Like Myers, Pace was
identified closely with the conduct of Bush's
"global war on terror", including the military
campaign in Afghanistan in late 2001 and the 2003
invasion and subsequent disastrous occupation of
Iraq. While Pace was reportedly somewhat more
assertive of the military brass' interests than
Myers in the face of Rumsfeld's notorious bullying
and contempt, he was still regarded by many of his
peers as too deferential.
He also did not
help his case when he said this year that he
regarded homosexuality as immoral and, more
recently, when he sent a clemency appeal to a
judge on behalf of Vice President Dick Cheney's
former chief of staff, I Lewis "Scooter" Libby,
who was sentenced last week to 30 months in prison
for lying to federal investigators.
"He
had to know that this was not going to make his
confirmation hearing any easier," noted one
Congressional aide.
At Gates' suggestion,
Bush has nominated Admiral Michael Mullen,
currently chief of naval operations, to replace
Pace.
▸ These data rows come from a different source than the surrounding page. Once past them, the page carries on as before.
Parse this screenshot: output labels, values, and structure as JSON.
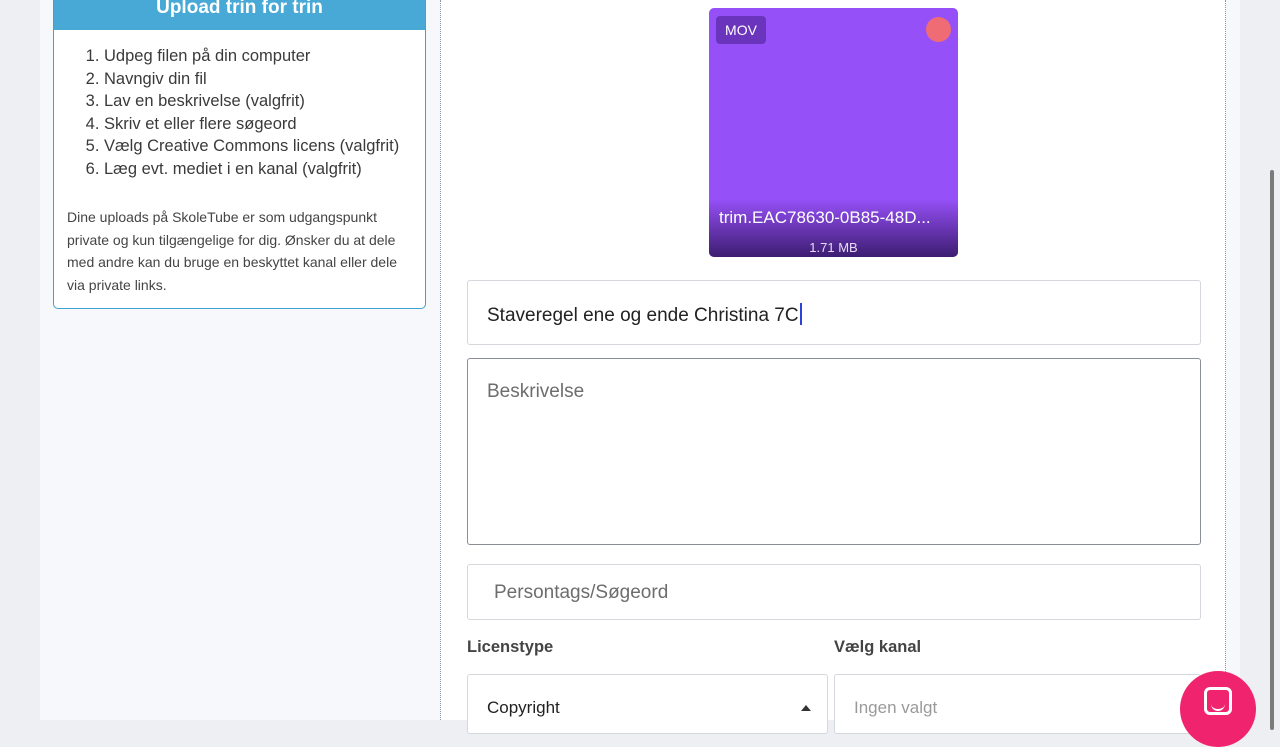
{
  "sidebar": {
    "header": "Upload trin for trin",
    "steps": [
      "Udpeg filen på din computer",
      "Navngiv din fil",
      "Lav en beskrivelse (valgfrit)",
      "Skriv et eller flere søgeord",
      "Vælg Creative Commons licens (valgfrit)",
      "Læg evt. mediet i en kanal (valgfrit)"
    ],
    "note": "Dine uploads på SkoleTube er som udgangspunkt private og kun tilgængelige for dig. Ønsker du at dele med andre kan du bruge en beskyttet kanal eller dele via private links."
  },
  "file": {
    "badge": "MOV",
    "name": "trim.EAC78630-0B85-48D...",
    "size": "1.71 MB",
    "thumb_color": "#9650f7"
  },
  "form": {
    "title_value": "Staveregel ene og ende Christina 7C",
    "description_placeholder": "Beskrivelse",
    "tags_placeholder": "Persontags/Søgeord",
    "license_label": "Licenstype",
    "license_value": "Copyright",
    "channel_label": "Vælg kanal",
    "channel_placeholder": "Ingen valgt"
  },
  "colors": {
    "accent": "#48a8d6",
    "chat": "#f0246e"
  }
}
Like Gates' other military appointments,
Mullen is considered a realist who, according to
the New York Times, "chafed under Mr Rumsfeld's
management style", especially his disregard for
the advice of the Joint Chiefs.
Although
Mullen has used much the same rhetoric as the
administration in describing the current conflict
- in a February speech, he described the enemy has
"basically evil" and predicted that the "war is
going to go on for a long time; it's a
generational war" - most veteran Pentagon
observers see him as a professional who, despite
his own affiliation with the navy, is currently
most concerned about over-stretching the army in
Iraq.
"He represents a general trend in
the administration away from crusaders and toward
problem-solvers," Loren Thompson, a military
analyst at the Lexington Institute, told the
Washington Post.
Some observers have
compared his views with those of Admiral William
Fallon, another Gates choice who has headed the US
Central Command since February, and who is
reportedly increasingly skeptical of both the
administration's current "surge" strategy in Iraq
and its impact on the army, and of the buildup of
naval forces in the Gulf to intimidate Iran.
Both men are expected to play key roles in
deciding the fate of the "surge" - the deployment
of 30,000 additional US troops to try to pacify
Baghdad - as will another skeptic whom Gates
recommended, General Douglas Lute, the White
House's new "war czar", when the administration
concludes a full review in September.
While publicly supportive of the "surge",
Gates himself is seen as a skeptic - although last
week for the first time he spoke of a smaller, but
"protracted" US military presence in Iraq.
Until his nomination as defense secretary,
Gates served on the bipartisan Iraq Study Group
and, consistent with its recommendations, has
strongly supported diplomatic engagement with Iran
- a position he has held since at least 2004 when
he co-chaired with former national security
adviser Zbigniew Brzezinski a Council on Foreign
Relations task force on US policy toward Tehran.
Since January, Gates has downplayed
charges by other administration officials and some
military commanders that the Iranian government is
supplying weapons, particularly explosively formed
penetrators, an especially lethal form of roadside
bombs, to anti-US forces in both Iran and
Afghanistan.
It is an issue in which
Cheney's office has reportedly expressed
particular interest, apparently as part of an
effort to build a case for an eventual military
strike against Iran, much as the intelligence and
policy units that reported to Rumsfeld did in the
run-up to the Iraq War.
In a critical
appointment in January, Gates replaced Rumsfeld's
chief intelligence aide, Stephen Cambone, with
retired Lieutenant General James Clapper, Junior,
who worked with Gates when the latter served as
deputy national security adviser and subsequently
as CIA director under former president George H W
Bush in the early 1990s.
Under Cambone, a
long-time Rumsfeld protege, the Pentagon expanded
its intelligence operations significantly,
including its authority to conduct covert
operations without Congressional oversight.